I’ll end the week on a high note.  The Common’s own Raymond Hoh has been promoted to the BuddyPress core team.  Congrats Raymond!

Til next week.

Dev team member Raymond Hoh promoted to BuddyPress core team

Today it was announced that Raymond Hoh, a member of the CUNY Academic Commons and Commons In A Box dev teams, was promoted to the BuddyPress core team. This means that he joins a small group of people primarily responsible for maintaning and building BuddyPress, the social networking plugin for WordPress that powers the Commons and thousands of other community sites around the web.

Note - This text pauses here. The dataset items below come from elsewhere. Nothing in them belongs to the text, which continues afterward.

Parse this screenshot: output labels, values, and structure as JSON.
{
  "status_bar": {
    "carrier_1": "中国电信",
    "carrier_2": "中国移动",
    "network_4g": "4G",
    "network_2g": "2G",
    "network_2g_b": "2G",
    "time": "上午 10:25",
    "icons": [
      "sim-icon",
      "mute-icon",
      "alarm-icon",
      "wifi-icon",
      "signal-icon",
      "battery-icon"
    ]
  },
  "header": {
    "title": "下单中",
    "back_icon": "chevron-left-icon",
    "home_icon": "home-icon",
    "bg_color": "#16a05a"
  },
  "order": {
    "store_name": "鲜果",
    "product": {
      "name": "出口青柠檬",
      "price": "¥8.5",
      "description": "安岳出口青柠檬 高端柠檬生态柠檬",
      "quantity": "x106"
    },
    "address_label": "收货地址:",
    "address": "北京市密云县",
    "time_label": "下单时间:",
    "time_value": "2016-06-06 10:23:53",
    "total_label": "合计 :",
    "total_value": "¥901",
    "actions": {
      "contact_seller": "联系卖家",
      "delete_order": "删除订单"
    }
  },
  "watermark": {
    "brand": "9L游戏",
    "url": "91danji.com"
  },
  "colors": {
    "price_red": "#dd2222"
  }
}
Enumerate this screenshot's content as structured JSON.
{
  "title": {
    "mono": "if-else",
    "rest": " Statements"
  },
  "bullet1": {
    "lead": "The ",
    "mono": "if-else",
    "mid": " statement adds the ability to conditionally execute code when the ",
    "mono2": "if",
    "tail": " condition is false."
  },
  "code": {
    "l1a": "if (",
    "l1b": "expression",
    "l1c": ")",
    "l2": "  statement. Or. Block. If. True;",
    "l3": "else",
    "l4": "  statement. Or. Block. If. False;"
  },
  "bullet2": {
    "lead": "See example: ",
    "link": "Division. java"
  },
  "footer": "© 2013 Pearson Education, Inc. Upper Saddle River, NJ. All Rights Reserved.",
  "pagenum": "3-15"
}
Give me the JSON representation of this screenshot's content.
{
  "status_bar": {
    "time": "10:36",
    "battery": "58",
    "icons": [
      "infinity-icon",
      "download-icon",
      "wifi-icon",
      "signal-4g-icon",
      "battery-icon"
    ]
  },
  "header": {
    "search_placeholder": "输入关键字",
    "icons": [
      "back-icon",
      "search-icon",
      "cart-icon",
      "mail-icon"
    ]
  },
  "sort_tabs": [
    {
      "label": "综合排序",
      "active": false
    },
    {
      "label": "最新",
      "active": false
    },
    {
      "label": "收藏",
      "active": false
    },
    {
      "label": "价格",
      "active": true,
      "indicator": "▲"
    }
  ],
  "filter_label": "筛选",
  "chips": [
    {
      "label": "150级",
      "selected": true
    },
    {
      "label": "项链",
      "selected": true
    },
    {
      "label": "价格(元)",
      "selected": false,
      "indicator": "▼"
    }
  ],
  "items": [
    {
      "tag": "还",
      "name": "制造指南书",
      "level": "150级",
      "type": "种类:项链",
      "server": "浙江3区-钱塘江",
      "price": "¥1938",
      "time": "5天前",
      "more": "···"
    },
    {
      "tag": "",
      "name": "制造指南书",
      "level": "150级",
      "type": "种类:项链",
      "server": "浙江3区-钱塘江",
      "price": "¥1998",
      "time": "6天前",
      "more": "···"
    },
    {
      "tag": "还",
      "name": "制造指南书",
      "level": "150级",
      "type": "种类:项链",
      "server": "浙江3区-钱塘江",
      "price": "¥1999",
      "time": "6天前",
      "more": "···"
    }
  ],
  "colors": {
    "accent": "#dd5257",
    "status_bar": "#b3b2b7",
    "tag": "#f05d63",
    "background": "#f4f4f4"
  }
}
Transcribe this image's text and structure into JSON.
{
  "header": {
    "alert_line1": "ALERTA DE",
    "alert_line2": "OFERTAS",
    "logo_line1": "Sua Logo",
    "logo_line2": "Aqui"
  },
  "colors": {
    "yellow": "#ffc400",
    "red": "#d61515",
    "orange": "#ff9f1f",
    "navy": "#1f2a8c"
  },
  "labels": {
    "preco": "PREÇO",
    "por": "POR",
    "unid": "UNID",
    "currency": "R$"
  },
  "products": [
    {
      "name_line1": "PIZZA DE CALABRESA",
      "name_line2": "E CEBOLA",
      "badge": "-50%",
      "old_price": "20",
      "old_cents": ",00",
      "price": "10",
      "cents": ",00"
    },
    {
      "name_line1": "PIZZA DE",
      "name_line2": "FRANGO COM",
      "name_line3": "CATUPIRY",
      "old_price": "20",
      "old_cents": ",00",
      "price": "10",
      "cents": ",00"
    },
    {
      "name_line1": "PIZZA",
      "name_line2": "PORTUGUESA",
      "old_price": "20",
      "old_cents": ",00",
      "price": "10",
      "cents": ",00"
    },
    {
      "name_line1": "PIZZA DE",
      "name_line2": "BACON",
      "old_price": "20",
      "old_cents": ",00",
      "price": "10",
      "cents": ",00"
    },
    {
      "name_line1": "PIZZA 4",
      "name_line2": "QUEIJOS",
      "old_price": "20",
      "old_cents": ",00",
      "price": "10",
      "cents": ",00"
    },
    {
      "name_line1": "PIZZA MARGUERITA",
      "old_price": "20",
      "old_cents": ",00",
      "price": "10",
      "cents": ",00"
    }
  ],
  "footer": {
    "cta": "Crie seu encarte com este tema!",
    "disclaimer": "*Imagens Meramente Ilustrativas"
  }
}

Congratulations to Ray on a well-deserved honor!

Round Up!

cc photo "untitled" by flickr user KevinGessner

cc photo “untitled” by flickr user KevinGessner

Earlier last week Matt Gold and I were having a conversation about Branch, an outfit that bills itself as a “new way to talk to each other” on the web.  The team over at Branch is on to something.  Communicating around the web has many perils; meandering discussions, trolls, lack of engagement…  Branch looks to solve these problems by allowing you to tailor your audience.  I think.  From what I gather it’s like Pinterest for dialogue.  You grab something off of Twitter or a blog and move it to a new environment to talk about it.  About the time I learned about Branch, Twitter released Medium.  Medium isn’t immediately obvious in its purpose.  Twitter founders Biz Stone and Evan Williams describe it as a new way of communicating with the “burden” of becoming a blogger.  From what I can make of it, it’s like Twitter, Tumblr and Pinterest kind of mixed up.  The Awl wrote a great piece about this change in direction for online communicating platforms and was wise to mention that they have as much to do with rethinking ad revenue as they do with “reinventing” communication.  It strikes me that two moves are happening here: We seem to be looking for a way to tailor the web precisely to our interests and we want to do it eloquently.  Corina Chocano handled the first part of this move nicely and I have little to say otherwise so I’ll simply point you towards her article in the Times.  Eloquence deserves a little more thought.

Twitter’s 140 cap headlines took everybody’s favorite part of Facebook and made it a “thing.”  It’s like that Seinfeld episode where they just sell the muffin tops.  Tumblr took it a step further;  easy to use, beautifully designed themes, it’s  social media that frequently transcends language in favor of a visual dialogue as prophesied by John Berger in the BBC’s 1972 series “Ways of Seeing.”  Even the idea of the Commons, or BuddyPress at large, relates here.  People want the best of the web without the hoi polloi.  Why use the group and blogging features of places like Facebook or Google and sift through the advertising wasteland (to say nothing of privacy issues) when you can create your own private, beautiful environment.

Why rent when you can buy?

Meanwhile on the Commons…

Frank Wang over at CUNYMath had a great post this week about math and music.  He explores the human preference for music with predictability and symmetry, and it’s mathematical roots.  There’s an interesting conversation about aesthetics and math waiting to happen there.  In the comments Mari Watanabe-Rose found a great quote about rhythm in Murakami’s latest.  It’d be interesting to get a collection going of great literature on great math.

Roberto Duncan had a ton of posts up this week over at Transformative Games about his work this summer with high school students.  As Roberto’s summer with his students winds down, each of the projects have an epilogue looking back at how the games and learning went.  Thank you for bringing this work to the Commons community!

Jessica Yood stopped in after some late summer reflection.  As always, this blog is a treasure to read.  Be sure to check it out and prepare to add the word crodje to your vocabulary.  You grok?

Speaking of the end of summer, the Welcome New Students blog posted some important info for the GC’s incoming class.  While many of us are past our new student days you should check out this gem from the post: Thinking Like a Creator.